The National Institute of Informatics has launched JAIRO (Japanese Institutional Repositories Online) in test mode. JAIRO allows federated searching of Japanese institutional repositories. It currently includes 84 repositories containing around 540,000 items.
The Repository Records Statistics (aka ircount) service has a new Web site, and it has expanded its coverage beyond the UK to include weekly record counts from digital repositories around the globe (beta mode).
The Association of Research Libraries has published the ARL Annual Salary Survey 2007–08.
Here's an excerpt from the press release:
The 2007–08 data show that ARL librarians’ salaries outperformed inflation for the fourth consecutive year. The combined median professional salary in US and Canadian ARL university libraries was $61,833—a 3.7% increase from the previous year. Over the same period, the Consumer Price Index rose 2.4% in the US and 2.5% in Canada.
The ARL Annual Salary Survey 2007–08 analyzes salary data from a number of different perspectives, including race, ethnicity, and gender. Minority librarians make up 14.1% of the professional staff in US ARL university libraries; the percentage of minorities in managerial or administrative positions is lower.
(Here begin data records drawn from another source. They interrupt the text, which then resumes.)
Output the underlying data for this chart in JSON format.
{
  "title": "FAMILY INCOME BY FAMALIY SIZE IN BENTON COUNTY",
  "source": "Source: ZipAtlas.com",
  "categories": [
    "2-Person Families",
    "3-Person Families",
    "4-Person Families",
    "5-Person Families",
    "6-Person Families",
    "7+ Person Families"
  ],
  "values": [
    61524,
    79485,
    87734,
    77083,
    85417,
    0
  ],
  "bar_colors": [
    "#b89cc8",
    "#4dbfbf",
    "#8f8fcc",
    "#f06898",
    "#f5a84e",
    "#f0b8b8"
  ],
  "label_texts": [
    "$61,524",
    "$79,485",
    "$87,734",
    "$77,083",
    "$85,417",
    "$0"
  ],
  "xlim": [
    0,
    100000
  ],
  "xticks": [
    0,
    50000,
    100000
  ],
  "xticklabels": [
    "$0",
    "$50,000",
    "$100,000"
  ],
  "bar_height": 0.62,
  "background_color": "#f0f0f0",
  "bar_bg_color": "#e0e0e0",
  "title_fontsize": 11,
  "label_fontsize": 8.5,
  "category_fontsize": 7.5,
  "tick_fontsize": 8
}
Women comprise 69.4% of minority staff members.
Gender-based salary differentials persist in ARL libraries in 2007–08. The overall salary for women in the 113 ARL university libraries is 95.4% of that paid to men; this figure compares to 95.7% in 2006–07. While the data show a marked closure of the gender gap in ARL libraries over the long term—in 1980–81, women in ARL libraries were paid roughly 87% of what men were paid—the data also raise the possibility that the closure has peaked, and that a 5% gap between men’s and women’s salaries may persist.
Catherine Mitchell, Acting Director of the eScholarship Publishing Group at the California Digital Library, has been named as the permanent occupant of that post. In this capacity, Mitchell is responsible for the eScholarship Repository, eScholarship Editions, the Mark Twain Project Online, and other ventures.
In her statement about the appointment, Laine Farley, CDL Interim Executive Director, said:
Catherine has held the position on an interim basis since November 2007. During that time, she has led the group to develop a new services-oriented vision and to launch an ambitious redesign of the eScholarship interface. She was also the project manager for the Mark Twain project which successfully launched last November. Catherine’s dedication, deep understanding of scholarly communication, publishing issues, and professionalism are admired by all of us who work with her.
Kevin Franklin, Executive Director of The Institute for Computing in Humanities, Arts and Social Science, has announced the creation of a new metablog (i.e., blog of blogs) called Planet Digital Humanities, Arts and Social Science (Planet DHASS).
DigitalKoans is among the blogs chosen for inclusion in Planet DHASS.
Presentations from ARROW's Repository Day meeting are now available. (Thanks to Open Access News.)
See the DigitalKoans post "Digital Repositories in Australia: Blog Reports on ARROW Repository Day" for links to Chris Rusbridge's posts about Repository Day.
A new study says that large doctoral institutions could face costs that "easily exceed half a million dollars annually" as they try to clamp down on illegal file sharing in order to comply with Section 488 of the Higher Education Opportunity Act of 2008.
The Campus Computing Project's The Campus Costs of P2P Compliance report details the findings of its July 2008 higher education compliance cost study, which included responses from 321 two-year and four-year institutions.